O recorrente alega que o recurso estimável em dinheiro, consistente no seu veículo pessoal, não poderia ser considerado como recurso financeiro, devendo ser excluído da contabilização de receitas próprias.

Esse entendimento não encontra amparo legal, pois os limites de gastos para cada eleição incluem as doações estimáveis em dinheiro. Essa é a inteligência do art. 5º, inc. III, da Resolução TSE n. 23.607/19, devendo serem somadas todas as doações efetuadas pelo próprio candidato, inclusive as estimáveis.

Saliente-se que o parâmetro para aferição do limite de autofinanciamento de cada cargo em disputa visa à igualdade de oportunidades, ainda que relativa, entre os concorrentes, ou seja, uma forma de mitigar eventuais desequilíbrios patrimoniais prévios dos candidatos, que poderiam interferir de modo substancial nos resultados da campanha.

Quanto ao pedido de que na análise da falha seja considerada a exceção contida no art. 27, § 3º, da Resolução TSE n. 23.607/19, é preciso considerar que a regra não se destina a candidatos, e sim a pessoas físicas que não se enquadram como candidatos. O dispositivo prevê, somente para pessoas físicas, que o limite de doações de 10% dos rendimentos brutos do ano anterior não se aplica para os bens estimáveis móveis ou imóveis de propriedade do doador, ou seja, o eleitor, ou à prestação de serviços pelo eleitor, desde que o valor estimado não ultrapasse R$ 40.000,00.

A exceção não abrange os candidatos, que seguem o limite previsto no § 1º do art. 27 da Resolução TSE n. 23.607/19, litteris:

Art. 27. As doações realizadas por pessoas físicas são limitadas a 10% (dez por cento) dos rendimentos brutos auferidos pelo doador no ano-calendário anterior à eleição (Lei nº 9.504/1997, art. 23, § 1º).

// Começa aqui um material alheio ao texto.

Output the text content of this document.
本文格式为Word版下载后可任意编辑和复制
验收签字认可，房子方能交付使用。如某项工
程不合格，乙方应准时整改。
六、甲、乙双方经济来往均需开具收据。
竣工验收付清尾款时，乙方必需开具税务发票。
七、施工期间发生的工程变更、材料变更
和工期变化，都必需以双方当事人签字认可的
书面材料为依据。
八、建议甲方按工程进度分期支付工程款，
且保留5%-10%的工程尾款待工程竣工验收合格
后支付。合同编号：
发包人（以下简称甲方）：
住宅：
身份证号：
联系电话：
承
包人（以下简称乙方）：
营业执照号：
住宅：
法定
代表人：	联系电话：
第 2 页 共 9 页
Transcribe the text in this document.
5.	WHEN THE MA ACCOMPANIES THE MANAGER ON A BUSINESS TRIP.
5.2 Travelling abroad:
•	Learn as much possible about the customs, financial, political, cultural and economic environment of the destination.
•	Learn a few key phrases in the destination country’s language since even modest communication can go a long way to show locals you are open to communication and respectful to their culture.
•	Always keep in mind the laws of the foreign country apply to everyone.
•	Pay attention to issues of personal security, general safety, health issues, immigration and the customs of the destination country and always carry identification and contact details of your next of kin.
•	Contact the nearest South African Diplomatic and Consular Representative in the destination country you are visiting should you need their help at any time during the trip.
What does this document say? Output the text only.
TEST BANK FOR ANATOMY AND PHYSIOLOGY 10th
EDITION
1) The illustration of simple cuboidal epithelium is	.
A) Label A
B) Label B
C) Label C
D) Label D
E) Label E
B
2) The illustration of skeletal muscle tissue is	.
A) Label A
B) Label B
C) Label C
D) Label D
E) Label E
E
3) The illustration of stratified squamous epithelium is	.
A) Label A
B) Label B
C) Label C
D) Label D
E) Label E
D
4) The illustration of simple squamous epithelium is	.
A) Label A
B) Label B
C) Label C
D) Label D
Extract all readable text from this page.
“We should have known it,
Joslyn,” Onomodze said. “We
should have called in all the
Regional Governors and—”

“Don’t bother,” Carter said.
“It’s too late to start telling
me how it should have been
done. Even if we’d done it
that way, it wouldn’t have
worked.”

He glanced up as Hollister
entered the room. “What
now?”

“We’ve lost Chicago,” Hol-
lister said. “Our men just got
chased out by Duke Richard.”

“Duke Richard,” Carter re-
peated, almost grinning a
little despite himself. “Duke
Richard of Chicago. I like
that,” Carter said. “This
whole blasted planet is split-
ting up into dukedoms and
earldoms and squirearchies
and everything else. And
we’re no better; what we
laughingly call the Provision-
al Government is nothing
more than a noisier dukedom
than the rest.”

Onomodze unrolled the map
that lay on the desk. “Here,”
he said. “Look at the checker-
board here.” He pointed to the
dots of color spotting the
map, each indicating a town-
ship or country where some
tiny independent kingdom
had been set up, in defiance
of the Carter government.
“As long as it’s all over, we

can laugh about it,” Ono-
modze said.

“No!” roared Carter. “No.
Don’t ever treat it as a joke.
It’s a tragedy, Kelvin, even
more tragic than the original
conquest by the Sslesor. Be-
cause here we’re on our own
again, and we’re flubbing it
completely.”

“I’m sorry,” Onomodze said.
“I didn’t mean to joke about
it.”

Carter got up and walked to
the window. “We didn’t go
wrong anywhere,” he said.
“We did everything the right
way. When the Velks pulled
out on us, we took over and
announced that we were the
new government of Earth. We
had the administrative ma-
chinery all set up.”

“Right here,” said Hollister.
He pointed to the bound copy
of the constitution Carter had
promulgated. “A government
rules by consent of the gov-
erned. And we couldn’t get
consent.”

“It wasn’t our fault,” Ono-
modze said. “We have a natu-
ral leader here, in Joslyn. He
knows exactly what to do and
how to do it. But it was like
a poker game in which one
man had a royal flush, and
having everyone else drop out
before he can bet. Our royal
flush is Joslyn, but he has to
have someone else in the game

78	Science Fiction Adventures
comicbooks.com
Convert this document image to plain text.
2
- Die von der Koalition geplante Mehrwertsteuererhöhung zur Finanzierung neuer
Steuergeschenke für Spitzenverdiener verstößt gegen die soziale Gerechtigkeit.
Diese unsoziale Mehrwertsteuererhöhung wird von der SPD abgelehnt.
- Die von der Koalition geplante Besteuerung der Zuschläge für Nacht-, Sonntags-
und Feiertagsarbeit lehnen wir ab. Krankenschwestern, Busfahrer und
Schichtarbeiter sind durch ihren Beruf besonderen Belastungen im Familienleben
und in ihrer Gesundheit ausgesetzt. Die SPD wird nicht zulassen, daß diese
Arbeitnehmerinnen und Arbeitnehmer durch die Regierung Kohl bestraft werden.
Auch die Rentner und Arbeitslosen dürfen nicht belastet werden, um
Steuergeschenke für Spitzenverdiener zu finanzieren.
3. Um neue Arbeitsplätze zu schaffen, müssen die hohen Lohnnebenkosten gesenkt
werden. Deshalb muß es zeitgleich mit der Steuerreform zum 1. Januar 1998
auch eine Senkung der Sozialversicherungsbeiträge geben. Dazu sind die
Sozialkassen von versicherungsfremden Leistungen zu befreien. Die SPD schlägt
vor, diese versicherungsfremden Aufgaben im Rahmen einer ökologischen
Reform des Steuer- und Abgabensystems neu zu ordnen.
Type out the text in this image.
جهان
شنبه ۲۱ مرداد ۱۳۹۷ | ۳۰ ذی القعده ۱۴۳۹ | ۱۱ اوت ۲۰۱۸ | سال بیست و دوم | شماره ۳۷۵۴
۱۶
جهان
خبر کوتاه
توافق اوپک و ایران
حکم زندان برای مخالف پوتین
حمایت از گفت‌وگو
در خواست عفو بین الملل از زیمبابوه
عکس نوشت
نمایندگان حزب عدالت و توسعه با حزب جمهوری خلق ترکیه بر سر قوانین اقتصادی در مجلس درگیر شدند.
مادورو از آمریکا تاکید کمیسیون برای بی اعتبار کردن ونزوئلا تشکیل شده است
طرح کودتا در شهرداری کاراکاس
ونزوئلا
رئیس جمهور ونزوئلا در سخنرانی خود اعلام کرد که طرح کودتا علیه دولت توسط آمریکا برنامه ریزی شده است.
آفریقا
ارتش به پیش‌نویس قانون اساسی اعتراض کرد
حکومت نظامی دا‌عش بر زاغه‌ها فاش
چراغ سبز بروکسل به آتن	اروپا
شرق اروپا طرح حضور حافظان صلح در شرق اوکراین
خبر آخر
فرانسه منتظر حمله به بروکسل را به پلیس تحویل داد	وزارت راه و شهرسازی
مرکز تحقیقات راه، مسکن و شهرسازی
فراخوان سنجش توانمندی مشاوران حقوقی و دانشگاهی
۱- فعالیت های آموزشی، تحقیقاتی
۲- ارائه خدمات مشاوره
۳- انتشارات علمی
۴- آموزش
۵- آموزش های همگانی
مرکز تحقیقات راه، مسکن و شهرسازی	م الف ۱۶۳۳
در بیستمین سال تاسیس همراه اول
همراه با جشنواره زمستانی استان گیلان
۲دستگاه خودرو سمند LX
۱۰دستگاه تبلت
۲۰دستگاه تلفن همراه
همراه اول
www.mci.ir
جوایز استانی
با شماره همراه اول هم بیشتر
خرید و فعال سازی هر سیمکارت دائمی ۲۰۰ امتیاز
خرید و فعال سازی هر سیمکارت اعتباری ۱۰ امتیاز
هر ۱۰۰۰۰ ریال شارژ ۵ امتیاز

§ 1º O candidato poderá usar recursos próprios em sua campanha até o total de 10% (dez por cento) dos limites previstos para gastos de campanha no cargo em que concorrer (Lei nº 9.504/1997, art. 23, § 2º-A).

[...]

§ 3º O limite previsto no caput não se aplica a doações estimáveis em dinheiro relativas à utilização de bens móveis ou imóveis de propriedade do doador ou à prestação de serviços próprios, desde que o valor estimado não ultrapasse R$ 40.000,00 (quarenta mil reais) (Lei nº 9.504/1997, art. 23, § 7º).

[...]

Outrossim, não se discute a boa-fé ou a má-fé do recorrente, e sim a observância das normas sobre finanças de campanha, assim como a transparência e a lisura da prestação de contas. Na hipótese, ainda que o recorrente tenha possibilitado a identificação das fontes e a origem dos financiamentos de sua campanha, houve descumprimento das regras contábeis aplicáveis a todos os candidatos.

 

Como se vê, as teses jurídicas e os dispositivos legais invocados nas razões de embargos foram expressamente considerados, tendo a Corte exposto de forma clara o raciocínio percorrido para a conclusão pelo desprovimento do recurso.

Cumpre referir que se a falha em questão trata de excesso de autofinanciamento, ou seja, de recursos próprios aplicados na campanha, o argumento contido no acórdão: “ainda que o recorrente tenha possibilitado a identificação das fontes e a origem dos financiamentos de sua campanha, houve descumprimento das regras contábeis aplicáveis a todos os candidatos”, é mera decorrência de raciocínio lógico.

Ora, se há excesso de autofinanciamento, por óbvio a fonte da receita está identificada, o que não impede que se constate a ocorrência de irregularidade pela inobservância do limite legal.

A decisão é clara e não deixa margem de dúvidas sobre a necessidade de contabilização do veículo pessoal para fins de aferição do limite de investimento de recursos próprios na campanha.

O certo é que a tese reiterada nas razões de embargos foi expressamente afastada pelas razões de decidir de forma literal, e não omissa, duvidosa ou obscura.

Desse modo, verifico que as razões de embargos, a par de aventar a existência de contradição e obscuridade no acórdão, apresentam exclusivamente o inconformismo do embargante com a justiça da decisão.

Contudo, se o embargante não concorda com o resultado do julgamento que lhe foi desfavorável, deve manejar o recurso próprio objetivando a reforma da decisão, não sendo os embargos de declaração o instrumento cabível para a rediscussão da matéria já decidida ou para alteração da conclusão do Tribunal.

O acerto ou o desacerto do julgado, o debate sobre a justiça da decisão e a polêmica sobre a interpretação de normas é matéria a ser tratada no competente recurso dirigido à superior instância, pois é pacífico o entendimento deste Tribunal e do TSE no sentido de que o que impõe a lei é esclarecer, na decisão, os motivos que levaram o julgador a dar a solução que lhe pareceu mais justa.

Com essas considerações, entendo que, em face da ausência de vícios sujeitos a aclaramento ou integração, o recurso merece ser desprovido, aplicando-se, quanto ao pedido de prequestionamento, o disposto no art. 1.025 do CPC.

 

Ante o exposto, VOTO pela rejeição dos embargos de declaração.